Living in the middle of nowhere, you end up a kind of weathered residue of your former self which makes normality appear very strange. The early-morning shopping precincts had been transactionless but people showed up anyway. Why does a sign need a man to explain the sign? I’m sure he just wants to go home too. Why does the lady squeezed into the red nylon suit designed by a misogynist have to dispense instructions to an unheeding collection of grumpy travellers who care not which toggle to pull in the unlikely event the plane should land on water… I don’t any more know why we do this to each other.
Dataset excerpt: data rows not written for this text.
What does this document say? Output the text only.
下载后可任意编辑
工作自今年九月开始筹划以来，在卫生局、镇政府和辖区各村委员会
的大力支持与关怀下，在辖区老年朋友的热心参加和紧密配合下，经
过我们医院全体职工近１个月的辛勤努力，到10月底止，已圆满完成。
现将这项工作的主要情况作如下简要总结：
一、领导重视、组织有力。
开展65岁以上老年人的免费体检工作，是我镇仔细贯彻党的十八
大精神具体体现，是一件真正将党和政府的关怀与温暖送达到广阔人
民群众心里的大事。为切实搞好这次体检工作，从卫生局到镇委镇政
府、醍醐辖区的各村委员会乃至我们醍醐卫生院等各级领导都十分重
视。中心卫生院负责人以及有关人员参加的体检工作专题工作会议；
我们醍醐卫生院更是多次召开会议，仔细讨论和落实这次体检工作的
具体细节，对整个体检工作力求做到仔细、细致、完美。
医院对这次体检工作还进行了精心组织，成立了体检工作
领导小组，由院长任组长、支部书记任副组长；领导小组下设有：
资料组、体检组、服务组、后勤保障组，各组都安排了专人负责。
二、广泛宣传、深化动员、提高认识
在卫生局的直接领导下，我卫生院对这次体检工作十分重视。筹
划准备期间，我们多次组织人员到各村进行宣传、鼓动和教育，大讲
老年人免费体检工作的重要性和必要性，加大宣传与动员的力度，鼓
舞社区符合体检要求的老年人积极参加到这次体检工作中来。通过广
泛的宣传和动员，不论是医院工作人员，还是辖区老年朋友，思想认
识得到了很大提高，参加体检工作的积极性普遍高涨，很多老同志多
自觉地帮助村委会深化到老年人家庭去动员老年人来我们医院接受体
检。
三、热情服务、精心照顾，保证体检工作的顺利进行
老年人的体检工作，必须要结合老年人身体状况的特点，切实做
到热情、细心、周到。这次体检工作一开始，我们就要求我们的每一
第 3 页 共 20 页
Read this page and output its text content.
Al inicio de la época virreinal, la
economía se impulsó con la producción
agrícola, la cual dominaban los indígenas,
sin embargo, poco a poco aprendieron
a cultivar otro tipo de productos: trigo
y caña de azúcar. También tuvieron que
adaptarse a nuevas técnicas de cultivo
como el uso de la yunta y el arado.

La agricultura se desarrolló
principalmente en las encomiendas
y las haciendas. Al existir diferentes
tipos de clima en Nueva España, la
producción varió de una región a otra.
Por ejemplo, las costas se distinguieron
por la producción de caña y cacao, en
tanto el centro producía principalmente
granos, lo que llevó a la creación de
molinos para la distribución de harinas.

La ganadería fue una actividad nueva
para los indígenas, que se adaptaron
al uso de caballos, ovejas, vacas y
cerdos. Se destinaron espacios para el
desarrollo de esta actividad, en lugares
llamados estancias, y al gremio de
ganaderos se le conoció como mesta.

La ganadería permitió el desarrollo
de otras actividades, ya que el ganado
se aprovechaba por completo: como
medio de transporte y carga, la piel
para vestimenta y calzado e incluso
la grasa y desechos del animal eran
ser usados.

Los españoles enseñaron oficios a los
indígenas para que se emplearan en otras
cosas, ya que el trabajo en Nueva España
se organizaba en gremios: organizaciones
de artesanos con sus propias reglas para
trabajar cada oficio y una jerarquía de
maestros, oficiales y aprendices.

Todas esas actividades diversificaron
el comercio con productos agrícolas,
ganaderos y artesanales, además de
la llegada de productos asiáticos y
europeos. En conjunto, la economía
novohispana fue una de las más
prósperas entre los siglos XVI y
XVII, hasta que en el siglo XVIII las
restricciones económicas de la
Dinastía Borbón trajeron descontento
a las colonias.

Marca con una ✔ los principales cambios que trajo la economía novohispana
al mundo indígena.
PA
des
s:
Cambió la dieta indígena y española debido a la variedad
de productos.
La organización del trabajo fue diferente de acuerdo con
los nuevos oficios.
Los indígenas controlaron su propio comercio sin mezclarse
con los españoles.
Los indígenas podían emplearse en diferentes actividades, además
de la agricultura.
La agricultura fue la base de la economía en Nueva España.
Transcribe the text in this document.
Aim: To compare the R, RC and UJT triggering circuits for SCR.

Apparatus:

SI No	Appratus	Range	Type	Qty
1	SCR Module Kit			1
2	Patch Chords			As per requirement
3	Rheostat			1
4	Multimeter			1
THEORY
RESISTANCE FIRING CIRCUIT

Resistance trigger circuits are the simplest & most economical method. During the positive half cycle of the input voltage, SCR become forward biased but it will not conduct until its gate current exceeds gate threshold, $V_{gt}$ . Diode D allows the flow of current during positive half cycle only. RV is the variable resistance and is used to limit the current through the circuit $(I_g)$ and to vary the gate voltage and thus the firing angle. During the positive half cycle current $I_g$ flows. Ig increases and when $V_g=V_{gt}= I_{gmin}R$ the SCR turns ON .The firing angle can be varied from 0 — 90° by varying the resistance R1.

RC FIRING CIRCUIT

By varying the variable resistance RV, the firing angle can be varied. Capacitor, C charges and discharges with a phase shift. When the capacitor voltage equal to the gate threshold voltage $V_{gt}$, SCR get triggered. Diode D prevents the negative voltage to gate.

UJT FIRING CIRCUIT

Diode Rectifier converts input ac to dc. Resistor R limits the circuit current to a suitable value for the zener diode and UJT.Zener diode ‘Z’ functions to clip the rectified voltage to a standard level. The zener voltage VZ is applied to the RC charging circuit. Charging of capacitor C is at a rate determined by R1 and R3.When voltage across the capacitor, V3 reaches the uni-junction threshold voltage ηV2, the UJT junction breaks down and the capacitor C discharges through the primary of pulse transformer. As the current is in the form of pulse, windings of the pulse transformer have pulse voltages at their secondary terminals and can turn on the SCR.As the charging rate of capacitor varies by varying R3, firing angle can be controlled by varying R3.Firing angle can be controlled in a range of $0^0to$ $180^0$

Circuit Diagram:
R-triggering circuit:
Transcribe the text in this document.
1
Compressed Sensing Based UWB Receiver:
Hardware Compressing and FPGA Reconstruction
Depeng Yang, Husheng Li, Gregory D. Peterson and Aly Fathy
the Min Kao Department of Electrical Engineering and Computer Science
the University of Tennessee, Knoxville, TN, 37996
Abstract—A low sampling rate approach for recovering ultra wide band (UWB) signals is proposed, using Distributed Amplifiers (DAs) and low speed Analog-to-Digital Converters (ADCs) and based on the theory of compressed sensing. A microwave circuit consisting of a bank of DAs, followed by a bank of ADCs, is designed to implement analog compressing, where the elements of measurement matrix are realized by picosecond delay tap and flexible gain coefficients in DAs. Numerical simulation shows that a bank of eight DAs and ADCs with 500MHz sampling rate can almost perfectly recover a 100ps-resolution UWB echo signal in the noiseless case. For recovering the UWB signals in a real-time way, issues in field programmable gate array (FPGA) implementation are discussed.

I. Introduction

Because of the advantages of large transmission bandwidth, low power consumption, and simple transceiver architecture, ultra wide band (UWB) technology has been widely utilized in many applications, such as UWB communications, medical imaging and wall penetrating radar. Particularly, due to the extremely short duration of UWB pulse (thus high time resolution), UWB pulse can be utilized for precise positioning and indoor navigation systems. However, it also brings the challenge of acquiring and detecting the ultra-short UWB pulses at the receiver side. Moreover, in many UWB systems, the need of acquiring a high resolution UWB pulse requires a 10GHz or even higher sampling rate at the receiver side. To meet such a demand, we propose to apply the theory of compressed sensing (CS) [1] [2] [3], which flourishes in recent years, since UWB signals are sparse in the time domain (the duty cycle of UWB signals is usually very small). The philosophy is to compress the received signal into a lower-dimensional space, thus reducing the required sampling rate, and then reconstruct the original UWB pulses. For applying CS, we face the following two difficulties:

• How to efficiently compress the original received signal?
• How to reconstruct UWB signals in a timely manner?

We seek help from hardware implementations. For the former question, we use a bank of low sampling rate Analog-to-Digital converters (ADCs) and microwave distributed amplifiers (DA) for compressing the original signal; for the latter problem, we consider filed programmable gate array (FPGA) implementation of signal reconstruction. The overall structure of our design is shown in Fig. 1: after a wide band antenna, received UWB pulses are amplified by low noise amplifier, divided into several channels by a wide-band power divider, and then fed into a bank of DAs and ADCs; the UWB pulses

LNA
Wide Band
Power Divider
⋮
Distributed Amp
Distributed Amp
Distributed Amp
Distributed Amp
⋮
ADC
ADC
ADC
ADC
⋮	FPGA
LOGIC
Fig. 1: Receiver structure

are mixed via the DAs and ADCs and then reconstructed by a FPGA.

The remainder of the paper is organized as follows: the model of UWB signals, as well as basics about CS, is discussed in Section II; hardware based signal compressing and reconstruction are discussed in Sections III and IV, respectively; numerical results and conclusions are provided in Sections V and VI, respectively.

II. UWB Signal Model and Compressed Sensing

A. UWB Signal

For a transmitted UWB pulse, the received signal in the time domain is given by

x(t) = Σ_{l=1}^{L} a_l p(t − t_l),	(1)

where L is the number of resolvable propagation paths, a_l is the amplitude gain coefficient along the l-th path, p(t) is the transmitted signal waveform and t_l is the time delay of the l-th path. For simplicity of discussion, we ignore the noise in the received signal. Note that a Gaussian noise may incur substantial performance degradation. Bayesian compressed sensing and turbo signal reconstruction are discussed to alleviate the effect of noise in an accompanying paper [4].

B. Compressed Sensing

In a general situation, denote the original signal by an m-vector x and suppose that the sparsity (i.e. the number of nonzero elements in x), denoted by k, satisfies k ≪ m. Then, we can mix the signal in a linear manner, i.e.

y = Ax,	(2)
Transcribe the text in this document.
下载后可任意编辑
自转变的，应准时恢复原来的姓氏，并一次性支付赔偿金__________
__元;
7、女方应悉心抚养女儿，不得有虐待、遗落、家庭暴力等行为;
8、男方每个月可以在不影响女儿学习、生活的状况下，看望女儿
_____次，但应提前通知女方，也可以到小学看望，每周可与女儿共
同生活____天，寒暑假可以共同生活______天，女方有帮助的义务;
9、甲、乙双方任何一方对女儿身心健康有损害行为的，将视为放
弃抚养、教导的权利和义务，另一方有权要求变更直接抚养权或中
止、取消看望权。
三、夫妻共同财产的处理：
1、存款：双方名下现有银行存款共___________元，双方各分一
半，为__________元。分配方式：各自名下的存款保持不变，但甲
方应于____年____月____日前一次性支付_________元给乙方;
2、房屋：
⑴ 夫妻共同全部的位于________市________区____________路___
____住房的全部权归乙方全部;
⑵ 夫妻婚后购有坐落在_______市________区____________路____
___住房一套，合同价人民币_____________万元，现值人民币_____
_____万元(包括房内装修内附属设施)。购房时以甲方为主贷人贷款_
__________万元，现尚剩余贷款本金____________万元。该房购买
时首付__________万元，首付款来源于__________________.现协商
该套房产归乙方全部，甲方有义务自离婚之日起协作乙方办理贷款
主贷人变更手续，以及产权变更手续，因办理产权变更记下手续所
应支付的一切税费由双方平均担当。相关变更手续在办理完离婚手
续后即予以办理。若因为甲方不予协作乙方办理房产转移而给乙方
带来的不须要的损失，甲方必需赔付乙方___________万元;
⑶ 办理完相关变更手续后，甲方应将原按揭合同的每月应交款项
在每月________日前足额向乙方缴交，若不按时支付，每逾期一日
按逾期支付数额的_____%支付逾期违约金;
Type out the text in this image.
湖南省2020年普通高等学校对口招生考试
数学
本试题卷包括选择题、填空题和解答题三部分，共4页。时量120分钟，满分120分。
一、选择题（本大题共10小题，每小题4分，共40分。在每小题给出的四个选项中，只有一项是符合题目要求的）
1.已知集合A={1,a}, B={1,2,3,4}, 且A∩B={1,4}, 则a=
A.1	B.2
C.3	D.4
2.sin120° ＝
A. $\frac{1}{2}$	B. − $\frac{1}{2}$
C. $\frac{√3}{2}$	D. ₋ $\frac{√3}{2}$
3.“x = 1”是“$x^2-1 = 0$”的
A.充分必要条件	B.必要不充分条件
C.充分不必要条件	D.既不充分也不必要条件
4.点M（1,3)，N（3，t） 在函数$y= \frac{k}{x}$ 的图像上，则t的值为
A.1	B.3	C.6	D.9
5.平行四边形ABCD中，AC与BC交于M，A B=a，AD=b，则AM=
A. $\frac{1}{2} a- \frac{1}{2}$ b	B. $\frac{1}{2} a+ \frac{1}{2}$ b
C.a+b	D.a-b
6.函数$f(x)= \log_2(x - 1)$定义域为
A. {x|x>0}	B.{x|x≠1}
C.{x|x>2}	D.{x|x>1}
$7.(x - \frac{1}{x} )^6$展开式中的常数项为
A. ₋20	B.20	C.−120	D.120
It’s a relief to be in the car on the final stretch. Despite a thick sea mist hanging around the motorway near Vannes, it’s all so straightforward. And then the fog is gone. I can now see the big bridges crossing the big rivers which seem to hold a memory of the daylight on the surface of the water. French roads are very quiet at this time of night and I only have to dip my lights a few times between Lorient and home. After a few hours the driver and the road and the travel and the music from the car stereo have become one substance.
I stop to pee by the roadside (well, when in Rome…). The car is just a tiny pulse of light and sound in the afforested night. The moonlit beyond is constant, unperturbed by human trajectory.
Ah, home: Where the heart lies, where the family are and where you can reach a toilet unmolested. You’re a closet romantic aren’t you?
Write that book!
Airports…..a world of their own, staffed by specially trained folk put there merely to cause confusion and throw us into a state of belief that man really was born to fly.
How nice to reach home, to see that little beacon of light down a dark track, to know that behind that peeling, painted door lies more confusion, but one that you made yourself and somehow is just comfortable and right.
It’s nice to go away sometimes, but always doubly nice to be back home.
Sue xx
Welcome home.
Hi Max
I did not want that post to end. It has the promise of a story.
I have to experience an airport for the first time in March as I’m going to see my brother in Sonoma. Never been on a plane before and not looking forward to it! At my age if I don’t do it now….well…….
Hope the family is well.
Is there going to be a “big pig” this year?